Netanyahu Slams Deputy Minister's Digs at US Jewry

Prime Minister Benjamin Netanyahu on Thursday rapped his deputy foreign minister for "offensive" remarks in which she said US Jews were too "comfortable" to understand threats to Israel.

In an interview on Tel Aviv-based i24 TV news channel, Tzipi Hotovely of Netanyahu's right-wing Likud party was quizzed Wednesday on the growing gulf between Israel and US Jewry, particularly youth.

"Maybe they're too young to remember how it feels to be a Jewish person without a Jewish homeland, without a Jewish state," she said in English, adding that US Jewry "never send their children to fight for their country".

"Most of the Jews don't have children serving as soldiers, going to the marines, going to Afghanistan or to Iraq," she said.

"Most of them are having quite a convenient life, they don't feel how it feels to be attacked by rockets."

US-educated Netanyahu, who is also foreign minister, described his deputy's comments as offensive.

"There is no place for such attacks, and her remarks do not reflect the position of the State of Israel," an English-language government statement quoted him as saying.

"Prime Minister Benjamin Netanyahu condemns Tzipi Hotovely's offensive remarks regarding the American Jewish community," it added.

The left-leaning Haaretz newspaper challenged Hotovely on the facts, pointing out that the head of the US Air Force, General David Lee Goldfein. is Jewish, along with others "in the highest ranks".

"Around 200,000 US Jews live in Israel, with many young people serving in its military," it said.

The Israeli army and local media frequently air interviews with "lone soldiers" from the United States; young men and women who have left their families at home and come to Israel for the express purpose of volunteering for army service, including combat units.

Divisions between Israel and the US Jewish community have grown lately over Netanyahu's refusal to implement a deal allowing women and men to pray together at Jerusalem's Western Wall.
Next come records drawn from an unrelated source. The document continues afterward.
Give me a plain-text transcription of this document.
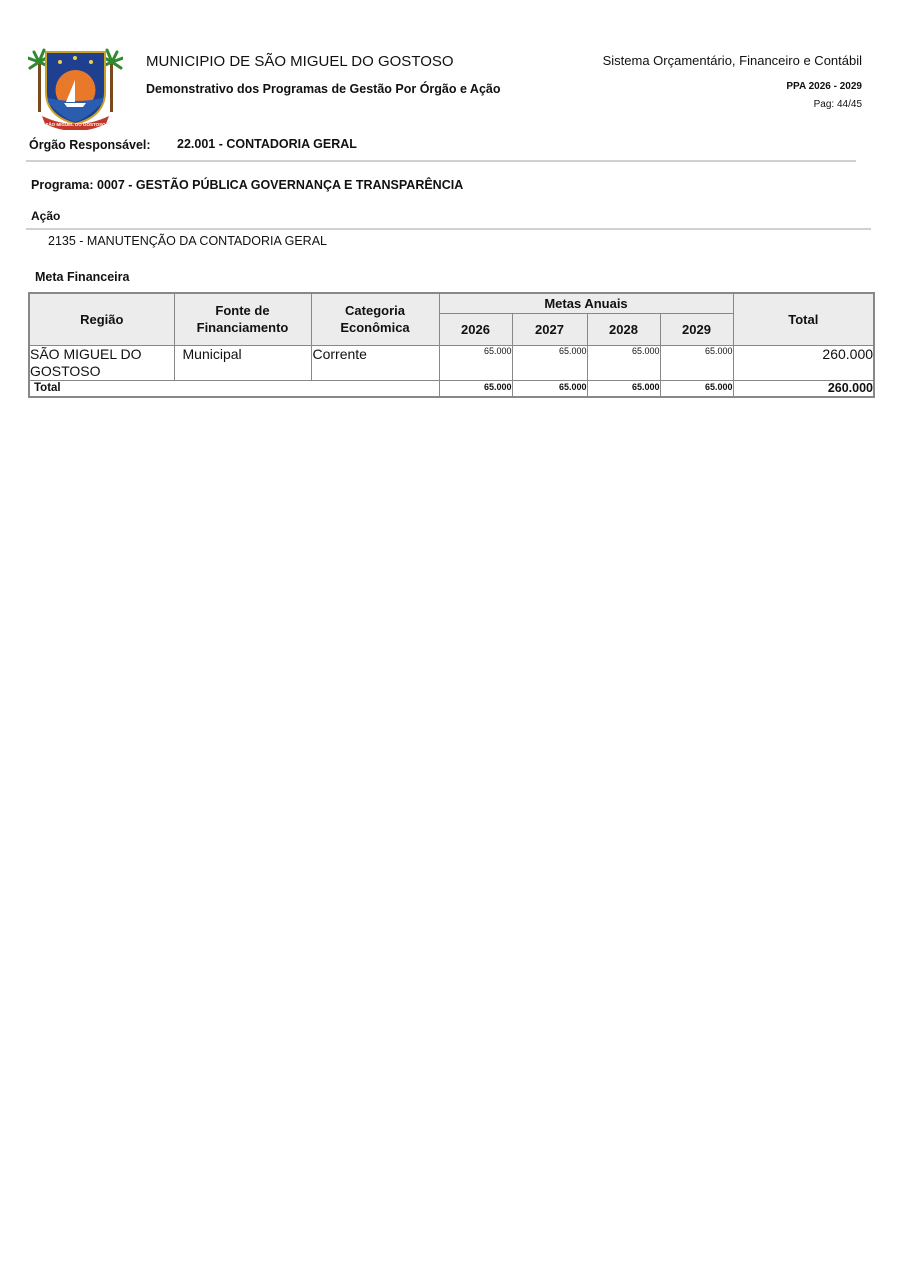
SÃO MIGUEL DO GOSTOSO
MUNICIPIO DE SÃO MIGUEL DO GOSTOSO
Demonstrativo dos Programas de Gestão Por Órgão e Ação
Sistema Orçamentário, Financeiro e Contábil
PPA 2026 - 2029
Pag: 44/45
Órgão Responsável: 22.001 - CONTADORIA GERAL
Programa: 0007 - GESTÃO PÚBLICA GOVERNANÇA E TRANSPARÊNCIA
Ação
2135 - MANUTENÇÃO DA CONTADORIA GERAL
Meta Financeira
Região	Fonte de Financiamento	Categoria Econômica	Metas Anuais				Total
			2026	2027	2028	2029	
SÃO MIGUEL DO GOSTOSO	Municipal	Corrente	65.000	65.000	65.000	65.000	260.000
Total			65.000	65.000	65.000	65.000	260.000
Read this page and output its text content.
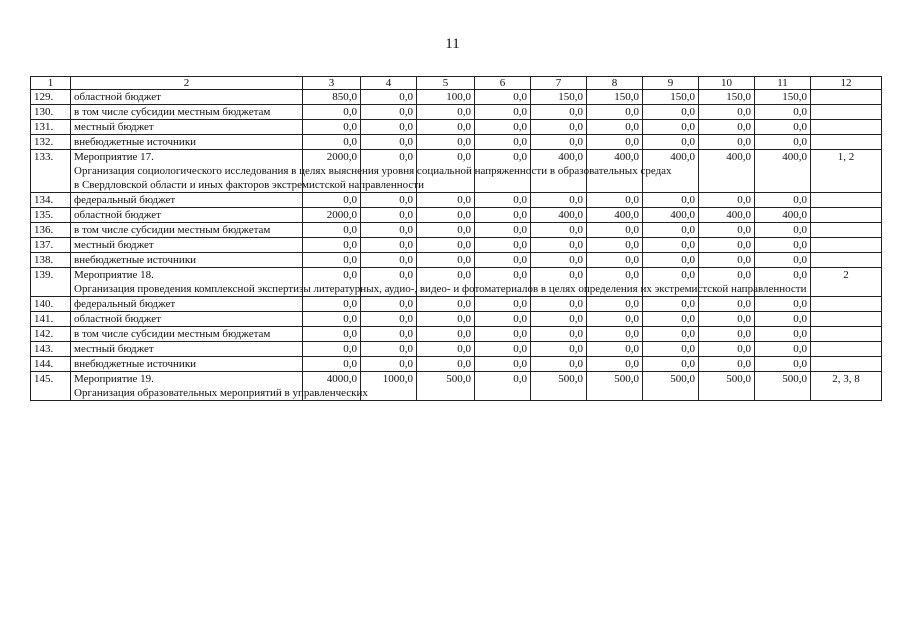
11
1	2	3	4	5	6	7	8	9	10	11	12
129.	областной бюджет	850,0	0,0	100,0	0,0	150,0	150,0	150,0	150,0	150,0	
130.	в том числе субсидии местным бюджетам	0,0	0,0	0,0	0,0	0,0	0,0	0,0	0,0	0,0	
131.	местный бюджет	0,0	0,0	0,0	0,0	0,0	0,0	0,0	0,0	0,0	
132.	внебюджетные источники	0,0	0,0	0,0	0,0	0,0	0,0	0,0	0,0	0,0	
133.	Мероприятие 17.
Организация социологического исследования в целях выяснения уровня социальной напряженности в образовательных средах
в Свердловской области и иных факторов экстремистской направленности	2000,0	0,0	0,0	0,0	400,0	400,0	400,0	400,0	400,0	1, 2
134.	федеральный бюджет	0,0	0,0	0,0	0,0	0,0	0,0	0,0	0,0	0,0	
135.	областной бюджет	2000,0	0,0	0,0	0,0	400,0	400,0	400,0	400,0	400,0	
136.	в том числе субсидии местным бюджетам	0,0	0,0	0,0	0,0	0,0	0,0	0,0	0,0	0,0	
137.	местный бюджет	0,0	0,0	0,0	0,0	0,0	0,0	0,0	0,0	0,0	
138.	внебюджетные источники	0,0	0,0	0,0	0,0	0,0	0,0	0,0	0,0	0,0	
139.	Мероприятие 18.
Организация проведения комплексной экспертизы литературных, аудио-, видео- и фотоматериалов в целях определения их экстремистской направленности	0,0	0,0	0,0	0,0	0,0	0,0	0,0	0,0	0,0	2
140.	федеральный бюджет	0,0	0,0	0,0	0,0	0,0	0,0	0,0	0,0	0,0	
141.	областной бюджет	0,0	0,0	0,0	0,0	0,0	0,0	0,0	0,0	0,0	
142.	в том числе субсидии местным бюджетам	0,0	0,0	0,0	0,0	0,0	0,0	0,0	0,0	0,0	
143.	местный бюджет	0,0	0,0	0,0	0,0	0,0	0,0	0,0	0,0	0,0	
144.	внебюджетные источники	0,0	0,0	0,0	0,0	0,0	0,0	0,0	0,0	0,0	
145.	Мероприятие 19.
Организация образовательных мероприятий в управленческих	4000,0	1000,0	500,0	0,0	500,0	500,0	500,0	500,0	500,0	2, 3, 8
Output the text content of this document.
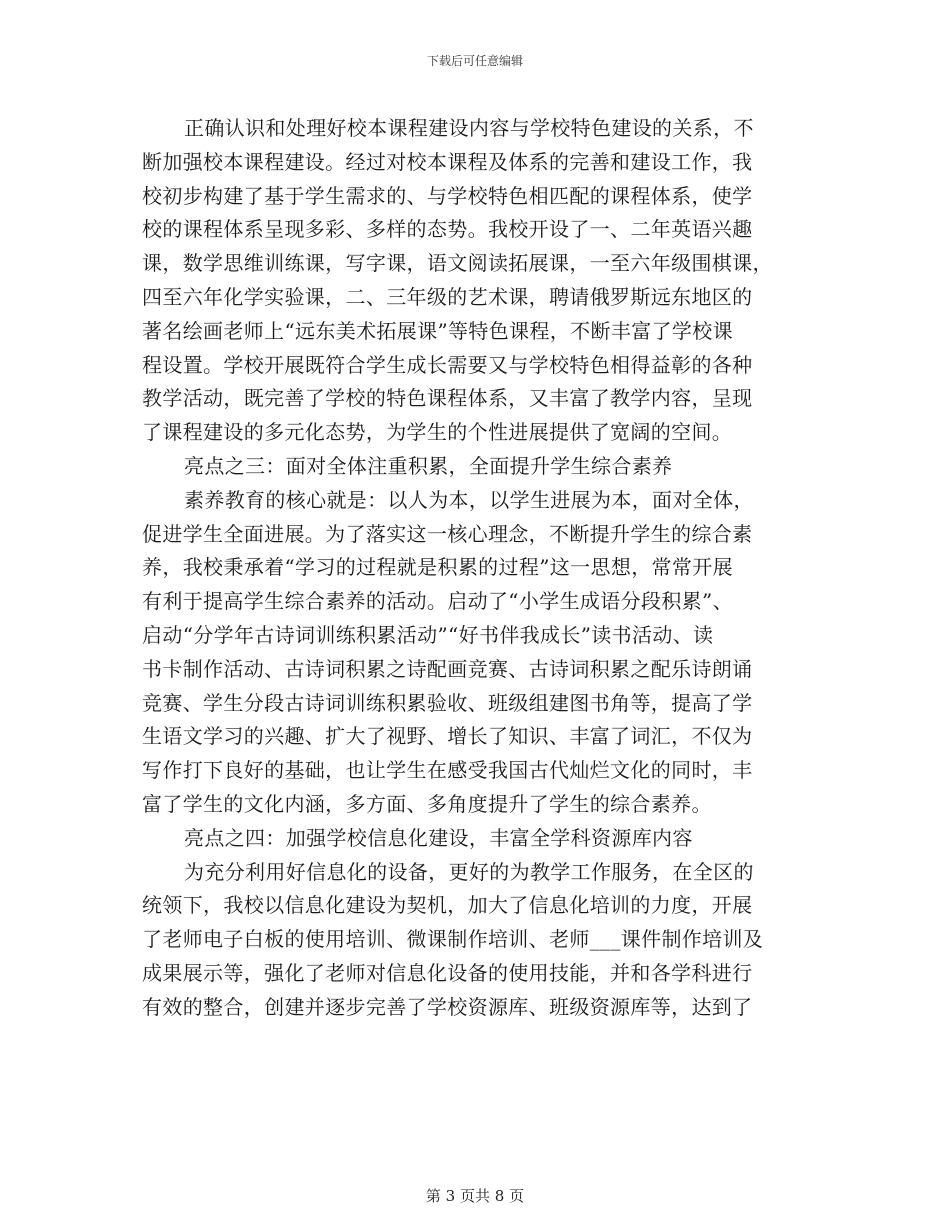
下载后可任意编辑
正确认识和处理好校本课程建设内容与学校特色建设的关系，不
断加强校本课程建设。经过对校本课程及体系的完善和建设工作，我
校初步构建了基于学生需求的、与学校特色相匹配的课程体系，使学
校的课程体系呈现多彩、多样的态势。我校开设了一、二年英语兴趣
课，数学思维训练课，写字课，语文阅读拓展课，一至六年级围棋课，
四至六年化学实验课，二、三年级的艺术课，聘请俄罗斯远东地区的
著名绘画老师上“远东美术拓展课”等特色课程，不断丰富了学校课
程设置。学校开展既符合学生成长需要又与学校特色相得益彰的各种
教学活动，既完善了学校的特色课程体系，又丰富了教学内容，呈现
了课程建设的多元化态势，为学生的个性进展提供了宽阔的空间。
亮点之三：面对全体注重积累，全面提升学生综合素养
素养教育的核心就是：以人为本，以学生进展为本，面对全体，
促进学生全面进展。为了落实这一核心理念，不断提升学生的综合素
养，我校秉承着“学习的过程就是积累的过程”这一思想，常常开展
有利于提高学生综合素养的活动。启动了“小学生成语分段积累”、
启动“分学年古诗词训练积累活动”“好书伴我成长”读书活动、读
书卡制作活动、古诗词积累之诗配画竞赛、古诗词积累之配乐诗朗诵
竞赛、学生分段古诗词训练积累验收、班级组建图书角等，提高了学
生语文学习的兴趣、扩大了视野、增长了知识、丰富了词汇，不仅为
写作打下良好的基础，也让学生在感受我国古代灿烂文化的同时，丰
富了学生的文化内涵，多方面、多角度提升了学生的综合素养。
亮点之四：加强学校信息化建设，丰富全学科资源库内容
为充分利用好信息化的设备，更好的为教学工作服务，在全区的
统领下，我校以信息化建设为契机，加大了信息化培训的力度，开展
了老师电子白板的使用培训、微课制作培训、老师___课件制作培训及
成果展示等，强化了老师对信息化设备的使用技能，并和各学科进行
有效的整合，创建并逐步完善了学校资源库、班级资源库等，达到了
第 3 页共 8 页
In Israel, Jewish religious observance is governed by Orthodox practice, while in the United States the more flexible reform and Conservative streams are prevalent.

Netanyahu's government is also sensitive to the demands of ultra-Orthodox political parties which sit in his coalition and provide vital support for its slender parliamentary majority.

Under pressure from them, Netanyahu in June froze indefinitely a previous commitment to allow egalitarian prayer at the wall, the holiest site where Jews can pray.

In accordance with strict Orthodox tradition, there are currently separate prayer sections for women and men at the wall, one of the last remnants of the Second Jewish Temple destroyed in 70 AD.